Oggi il con­si­glio dei mini­stri appro­verà dun­que un decreto incon­si­stente e ispi­rato alla filo­so­fia dell’austerità espan­siva: i soldi per finan­ziare il taglio delle tasse li pre­le­verà dagli sti­pendi dei dipen­denti pub­blici. Oltre a 1,1 miliardi di tagli alla difesa, ci sono i 2,4 miliardi alla sanità in due anni. Molta atten­zione è stata pre­stata al taglio degli sti­pendi dei mana­ger, merito della potenza di fuoco della bolla media­tica creata da Renzi, molto meno sugli altri tagli che ali­men­te­ranno la depres­sione eco­no­mica dovuta al crollo della domanda e ad una cre­scita che non pro­duce occu­pa­zione. Il Def ren­ziano pre­vede nuovi tagli a scuola e sanità per un calo com­ples­sivo di fondi dello 0,5% nei pros­simi 15 anni. Il rispetto dei vin­coli di bilan­cio sarà tra l’altro otte­nuto anche gra­zie al blocco dei con­tratti per il pub­blico impiego fino al 2017, men­tre si pro­fila un suo pro­lun­ga­mento fino al 2020. Con i tagli tra il 2006 e il 2012 il per­so­nale della scuola ha perso uno sti­pen­dio annuo da 30 mila euro.

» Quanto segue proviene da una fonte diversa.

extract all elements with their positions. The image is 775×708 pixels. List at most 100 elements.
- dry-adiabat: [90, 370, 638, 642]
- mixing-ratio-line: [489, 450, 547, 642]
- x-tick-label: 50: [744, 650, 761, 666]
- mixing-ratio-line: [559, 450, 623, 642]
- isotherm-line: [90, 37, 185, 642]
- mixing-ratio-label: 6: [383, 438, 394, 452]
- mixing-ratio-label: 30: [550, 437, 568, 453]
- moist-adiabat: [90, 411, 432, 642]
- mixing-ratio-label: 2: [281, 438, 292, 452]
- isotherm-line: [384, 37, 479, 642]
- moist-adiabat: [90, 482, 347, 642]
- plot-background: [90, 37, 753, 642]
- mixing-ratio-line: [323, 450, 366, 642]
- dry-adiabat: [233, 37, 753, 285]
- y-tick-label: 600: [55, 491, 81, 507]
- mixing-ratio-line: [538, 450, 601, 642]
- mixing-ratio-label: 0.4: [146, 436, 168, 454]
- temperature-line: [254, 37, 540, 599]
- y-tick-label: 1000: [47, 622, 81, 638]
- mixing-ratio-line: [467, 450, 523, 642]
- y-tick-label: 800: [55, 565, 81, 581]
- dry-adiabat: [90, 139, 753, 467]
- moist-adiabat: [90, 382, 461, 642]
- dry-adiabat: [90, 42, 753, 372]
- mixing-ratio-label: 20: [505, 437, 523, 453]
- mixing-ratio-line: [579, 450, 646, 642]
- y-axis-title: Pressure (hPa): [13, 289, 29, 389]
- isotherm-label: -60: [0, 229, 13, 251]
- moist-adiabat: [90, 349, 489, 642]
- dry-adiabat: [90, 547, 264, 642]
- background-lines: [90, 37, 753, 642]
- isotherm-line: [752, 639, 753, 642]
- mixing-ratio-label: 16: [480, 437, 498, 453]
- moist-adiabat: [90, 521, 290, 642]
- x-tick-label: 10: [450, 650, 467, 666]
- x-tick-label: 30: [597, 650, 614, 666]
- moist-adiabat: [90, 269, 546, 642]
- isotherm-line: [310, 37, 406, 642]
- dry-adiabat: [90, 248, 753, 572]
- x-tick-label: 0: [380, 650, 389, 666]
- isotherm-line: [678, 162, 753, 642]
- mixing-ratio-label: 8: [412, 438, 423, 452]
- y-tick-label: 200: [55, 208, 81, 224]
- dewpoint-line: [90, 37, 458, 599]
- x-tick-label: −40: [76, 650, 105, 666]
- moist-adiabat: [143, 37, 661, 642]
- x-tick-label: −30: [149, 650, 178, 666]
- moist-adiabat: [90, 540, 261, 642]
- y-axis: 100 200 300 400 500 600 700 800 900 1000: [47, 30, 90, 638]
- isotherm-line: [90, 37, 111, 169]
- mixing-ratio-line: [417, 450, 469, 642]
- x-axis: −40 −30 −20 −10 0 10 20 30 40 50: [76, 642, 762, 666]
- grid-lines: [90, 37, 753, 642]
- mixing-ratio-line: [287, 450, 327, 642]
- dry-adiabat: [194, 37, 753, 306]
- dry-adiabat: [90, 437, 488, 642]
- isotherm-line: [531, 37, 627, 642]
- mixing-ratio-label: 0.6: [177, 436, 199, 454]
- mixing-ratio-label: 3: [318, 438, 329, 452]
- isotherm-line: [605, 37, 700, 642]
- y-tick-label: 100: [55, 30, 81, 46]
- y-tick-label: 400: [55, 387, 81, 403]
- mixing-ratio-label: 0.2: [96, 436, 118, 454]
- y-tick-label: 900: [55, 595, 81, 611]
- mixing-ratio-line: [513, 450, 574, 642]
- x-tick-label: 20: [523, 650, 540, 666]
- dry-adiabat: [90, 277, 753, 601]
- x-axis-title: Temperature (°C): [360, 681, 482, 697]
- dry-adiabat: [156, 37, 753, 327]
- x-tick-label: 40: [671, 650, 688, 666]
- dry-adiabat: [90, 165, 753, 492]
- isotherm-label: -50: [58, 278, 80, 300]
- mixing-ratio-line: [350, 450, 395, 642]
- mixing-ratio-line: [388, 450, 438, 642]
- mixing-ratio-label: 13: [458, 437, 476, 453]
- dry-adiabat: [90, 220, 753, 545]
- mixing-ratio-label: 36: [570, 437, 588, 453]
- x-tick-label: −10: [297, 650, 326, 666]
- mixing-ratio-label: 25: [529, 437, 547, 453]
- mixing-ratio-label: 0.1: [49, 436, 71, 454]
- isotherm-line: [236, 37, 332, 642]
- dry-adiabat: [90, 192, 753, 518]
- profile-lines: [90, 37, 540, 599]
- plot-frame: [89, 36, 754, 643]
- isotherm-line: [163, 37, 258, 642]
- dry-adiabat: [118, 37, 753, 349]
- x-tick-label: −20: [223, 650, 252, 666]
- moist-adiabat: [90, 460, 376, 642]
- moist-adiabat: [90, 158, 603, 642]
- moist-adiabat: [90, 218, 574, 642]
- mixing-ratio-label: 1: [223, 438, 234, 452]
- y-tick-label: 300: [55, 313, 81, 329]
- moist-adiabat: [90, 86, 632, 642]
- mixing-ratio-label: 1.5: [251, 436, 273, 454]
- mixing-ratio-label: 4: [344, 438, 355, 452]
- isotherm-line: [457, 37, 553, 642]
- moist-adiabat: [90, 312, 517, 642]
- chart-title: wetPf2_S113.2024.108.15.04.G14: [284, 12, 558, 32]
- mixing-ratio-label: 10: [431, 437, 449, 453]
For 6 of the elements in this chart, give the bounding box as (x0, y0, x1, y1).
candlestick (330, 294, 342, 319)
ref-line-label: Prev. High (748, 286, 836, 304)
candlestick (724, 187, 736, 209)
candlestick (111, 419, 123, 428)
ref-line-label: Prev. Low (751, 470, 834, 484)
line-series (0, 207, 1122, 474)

Il para­dosso che que­ste per­sone che dovreb­bero rice­vere il bonus pre-elettorale da 80 euro ne lasce­ranno molti di più allo Stato per il man­cato aumento dello sti­pen­dio. Que­sto è l’unico ele­mento certo in una mano­vra dalle coper­ture tra­bal­lanti, come hanno notato Ban­ki­ta­lia e la Corte dei Conti. I 7 miliardi di euro dalla spen­ding review non sono affatto certi.

Senza con­tare che i pre­sunti bene­fici in busta paga ver­ranno can­cel­lati dall’aumento della Tasi, oltre che dall’impostazione regres­siva della loro distri­bu­zione sulla pla­tea di 10 milioni di per­sone: il 40% dei bene­fici andranno per 2/5 ai red­diti alti, solo il 12% a un 1/5 dei red­diti bassi, un’impostazione regres­siva. Al momento, restano esclusi i pen­sio­nati, i pre­cari e il lavoro auto­nomo che Renzi ha can­cel­lato, ma non gli inca­pienti (solo 40 euro al mese). Gli alfa­niani hanno pro­messo di sal­va­guar­dare gli auto­nomi, la sini­stra Pd e i sin­da­cati insi­stono per pen­sio­nati e inca­pienti. Nes­suno sem­bra pre­oc­cu­parsi dei fan­ta­smi pre­cari che una busta paga non ce l’hanno.